サムスンソウル病院の研究陣が標準治療が困難な肝がん患者を対象にした大規模研究で陽子線治療(Proton Beam Therapy)の効果を立証した。肝がん治療の「死角地帯」と呼ばれた患者群で意味のある治療成果を確保し、新たな治療可能性を示したという評価である。
サムスンソウル病院は放射線腫瘍学科のパク・ヒチョル、ユ・ジョンイル両教授とイ・ジョンハ専攻医の研究チームが、陽子線治療を実施した肝がん2000件(患者1823人)を分析した結果を国際学術誌ヨーロッパがん学会誌(European Journal of Cancer)最新号に発表したと8日明らかにした。

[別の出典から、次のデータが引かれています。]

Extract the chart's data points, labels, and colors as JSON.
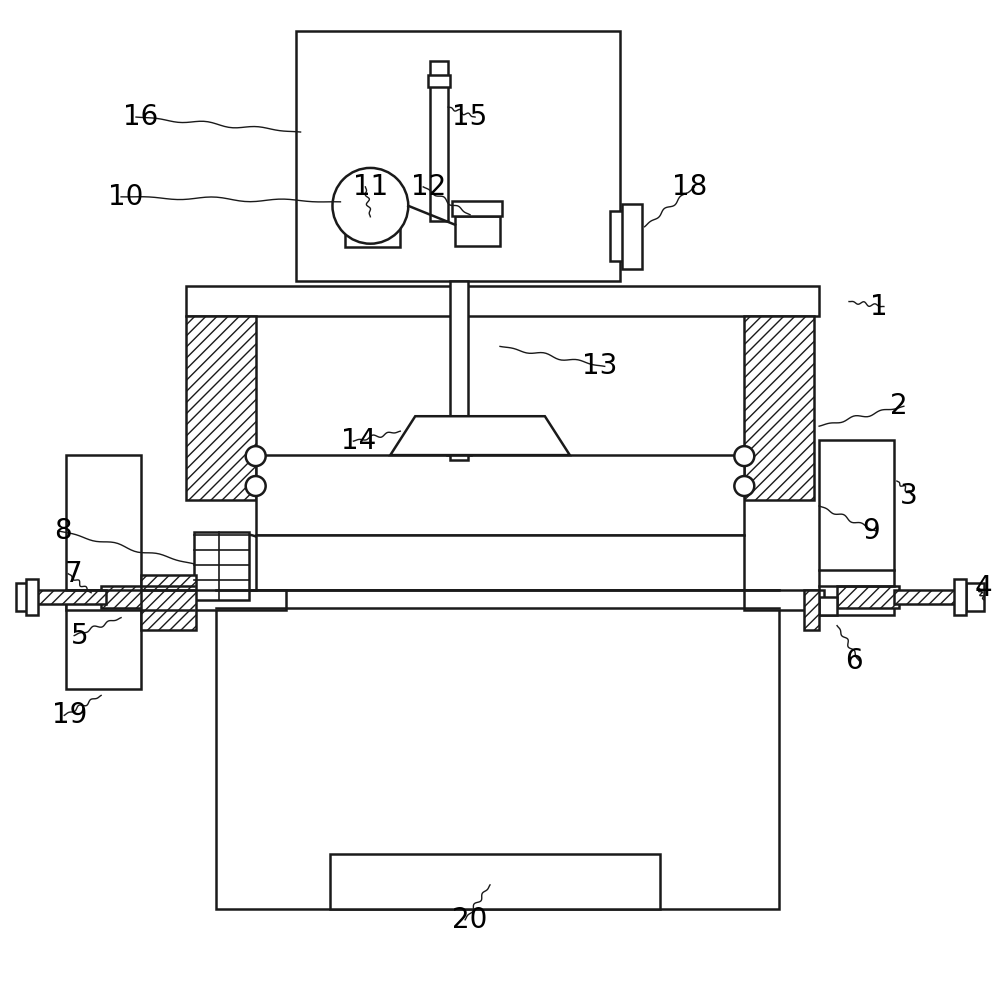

陽子線治療は粒子放射線の一種で、体内の特定の深さに到達したときにエネルギーを集中的に放出したのち消滅する物理的特性を持つ。このため腫瘍には高線量を届けつつ、周辺の正常組織、特に正常肝に及ぼす影響を最小化できるのが強みである。ただし腫瘍位置と呼吸に伴う臓器の動きを精密に反映する高度の治療計画と技術が不可欠である。
今回の研究は2015年末の陽子線治療機導入以降、およそ10年間に蓄積した治療データに基づく大規模単一機関分析である。
研究対象は国際肝がん治療ガイドライン(BCLC)基準で手術や高周波焼灼術など標準治療が難しい患者である。腫瘍位置、肝機能低下、基礎疾患、高齢などの理由で既存治療の適用が制限された、いわゆる未充足需要の患者群である。
研究陣は消化器内科、外科、放射線診断科、血液腫瘍内科、放射線腫瘍学科などが参加する多職種合同の協診体制を通じて患者を選別し、高精度の陽子線治療を適用した。特に治療前に4次元CTを活用して臓器の動きを分析し、治療中に呼吸を反映する技術を適用して正確度を高めた。
その結果、2年局所無進行生存率(FFLP)は全病期で90%以上を記録した。病期別では0期95.5%、A期93.9%、B期98.5%、C期87.6%となった。3年基準でもそれぞれ91.1%、91.3%、95.0%、83.3%と高水準を維持した。
0期は腫瘍が極めて初期段階で完治可能性が高い状態、A期は腫瘍が肝に限局した初期段階、B期は腫瘍が多発性に進行した中期段階、C期は血管侵襲や転移を伴う進行性段階に当たる。
全体の生存率も良好だった。3年生存率は0期81.1%、A期65.5%、B期45.5%、C期37.2%で、進行性患者でも意味のある結果を示した。
ユ・ジョンイル教授は「多職種協診と標準化された治療プロトコルに基づき大規模コホートを構築したことが今回の成果の背景だ」と述べ、「陽子線治療が肝がん患者の予後改善に寄与する中核手段になり得る」と語った。
パク・ヒチョル教授も「既存治療が難しい患者で高い局所制御率と生存率を期待できる代替策として定着した」とし、「今後、前向き研究を通じて役割がさらに拡大する」と明らかにした。
一方、サムスンソウル病院陽子線治療センターは2025年基準で累計患者8000人を超え、肝がんが全治療の約30%で最大の比重を占めている。最近は超高線量放射線を短時間で照射する「フラッシュ(FLASH)」治療技術の研究も本格的に開始した。